Hypotheses Through the Years
Various causes have been (and continue to be) offered about why checks develop in wood flooring after installation. The following examples of commonly touted hypotheses for checking in post-installation environments provide useful insight on where we as an industry have traditionally focused:
The wood checked because …
• it was installed in an uncontrolled environment outside of the 35%-55% industry-accepted relative humidity (RH) range
• it was installed within acceptable moisture content (MC) range but dried excessively during the winter months (during seasonal periods of low RH)
• it gained moisture during the summer and swelled excessively, causing checks
• it wasn’t acclimated properly before installation (either too wet, or too dry).

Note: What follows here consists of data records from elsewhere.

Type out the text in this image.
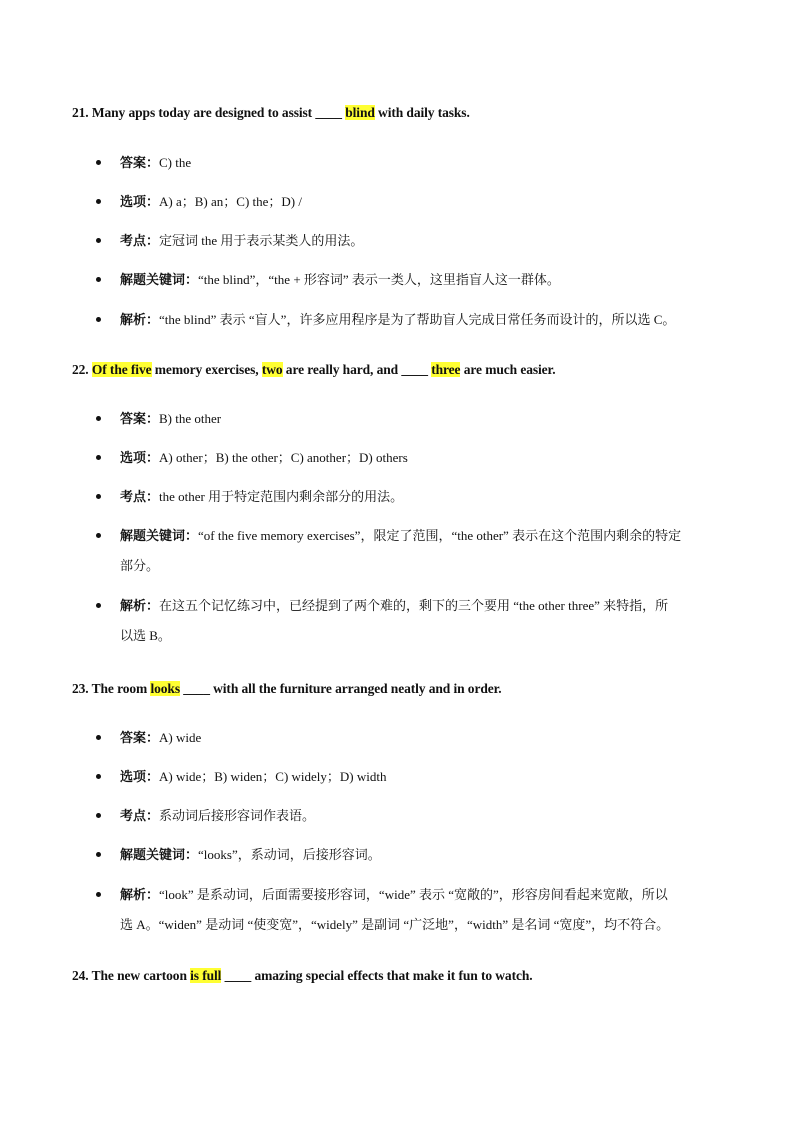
21. Many apps today are designed to assist ____ blind with daily tasks.
答案：C) the
选项：A) a；B) an；C) the；D) /
考点：定冠词 the 用于表示某类人的用法。
解题关键词：“the blind”，“the + 形容词” 表示一类人，这里指盲人这一群体。
解析：“the blind” 表示 “盲人”，许多应用程序是为了帮助盲人完成日常任务而设计的，所以选 C。
22. Of the five memory exercises, two are really hard, and ____ three are much easier.
答案：B) the other
选项：A) other；B) the other；C) another；D) others
考点：the other 用于特定范围内剩余部分的用法。
解题关键词：“of the five memory exercises”，限定了范围，“the other” 表示在这个范围内剩余的特定
部分。
解析：在这五个记忆练习中，已经提到了两个难的，剩下的三个要用 “the other three” 来特指，所
以选 B。
23. The room looks ____ with all the furniture arranged neatly and in order.
答案：A) wide
选项：A) wide；B) widen；C) widely；D) width
考点：系动词后接形容词作表语。
解题关键词：“looks”，系动词，后接形容词。
解析：“look” 是系动词，后面需要接形容词，“wide” 表示 “宽敞的”，形容房间看起来宽敞，所以
选 A。“widen” 是动词 “使变宽”，“widely” 是副词 “广泛地”，“width” 是名词 “宽度”，均不符合。
24. The new cartoon is full ____ amazing special effects that make it fun to watch.
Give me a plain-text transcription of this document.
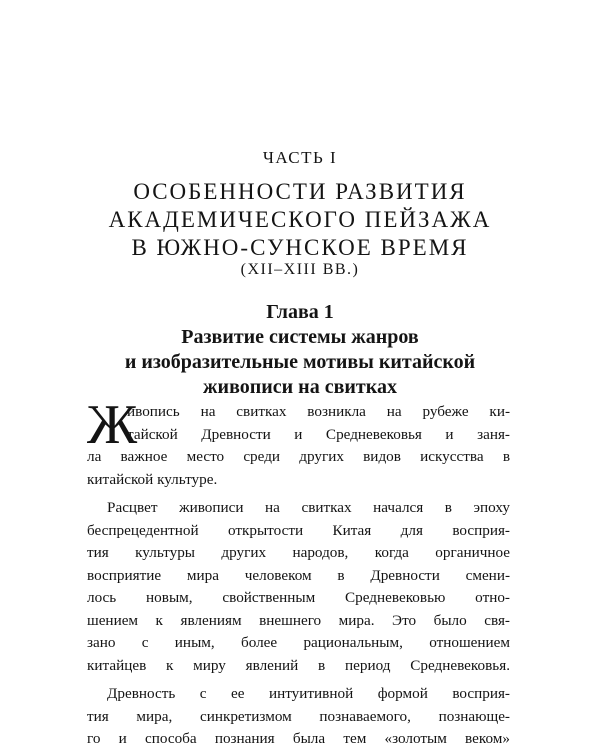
ЧАСТЬ I
ОСОБЕННОСТИ РАЗВИТИЯ
АКАДЕМИЧЕСКОГО ПЕЙЗАЖА
В ЮЖНО-СУНСКОЕ ВРЕМЯ
(XII–XIII ВВ.)
Глава 1
Развитие системы жанров
и изобразительные мотивы китайской
живописи на свитках
Ж
ивопись на свитках возникла на рубеже ки-
тайской Древности и Средневековья и заня-
ла важное место среди других видов искусства в
китайской культуре.
Расцвет живописи на свитках начался в эпоху
беспрецедентной открытости Китая для восприя-
тия культуры других народов, когда органичное
восприятие мира человеком в Древности смени-
лось новым, свойственным Средневековью отно-
шением к явлениям внешнего мира. Это было свя-
зано с иным, более рациональным, отношением
китайцев к миру явлений в период Средневековья.
Древность с ее интуитивной формой восприя-
тия мира, синкретизмом познаваемого, познающе-
го и способа познания была тем «золотым веком»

Yet, as mentioned in the definitions above, the fact is that face-checking and end-checking develop as the result of drying the lumber too fast.
Preventative Measures
Grading standards are seldom utilized at any level in the marketing and sale of wood flooring, even though oftentimes the potential for checking is specifically qualified and quantified in these standards. Their placement on samples and within product literature would present an educational opportunity for sales staff at all levels. In addition, it would actively or passively provide the consumer with a means to acquire this valuable knowledge. Consumers that have obtained product-specific information are less likely to voice complaints about the potential for previously disclosed and occasional defects in the finished floor. After all, wood is an imperfect and natural product. Color, grain, character, and performance variability combine to create and define each wood floor’s unique and distinctive look.
In Summary
Consideration should be given to the fact that drying defects occur, and that eliminating their existence cannot be expected nor guaranteed. In most good-quality and excellent-quality flooring mills, a very small percentage of boards will continue to be manufactured with a small level of drying defects (both visible and invisible) and will be installed. Manufacturers’ grading standards provide invaluable product-specific information that defines which characters and defects will be allowed, as well as their frequency. It is important that we make this information common knowledge for everyone’s sake.
When checks in the solid wood floor are beyond the manufactured stated limits, claims should be handled swiftly and with clear understanding on the part of all parties that the consumer was not the source for the issue.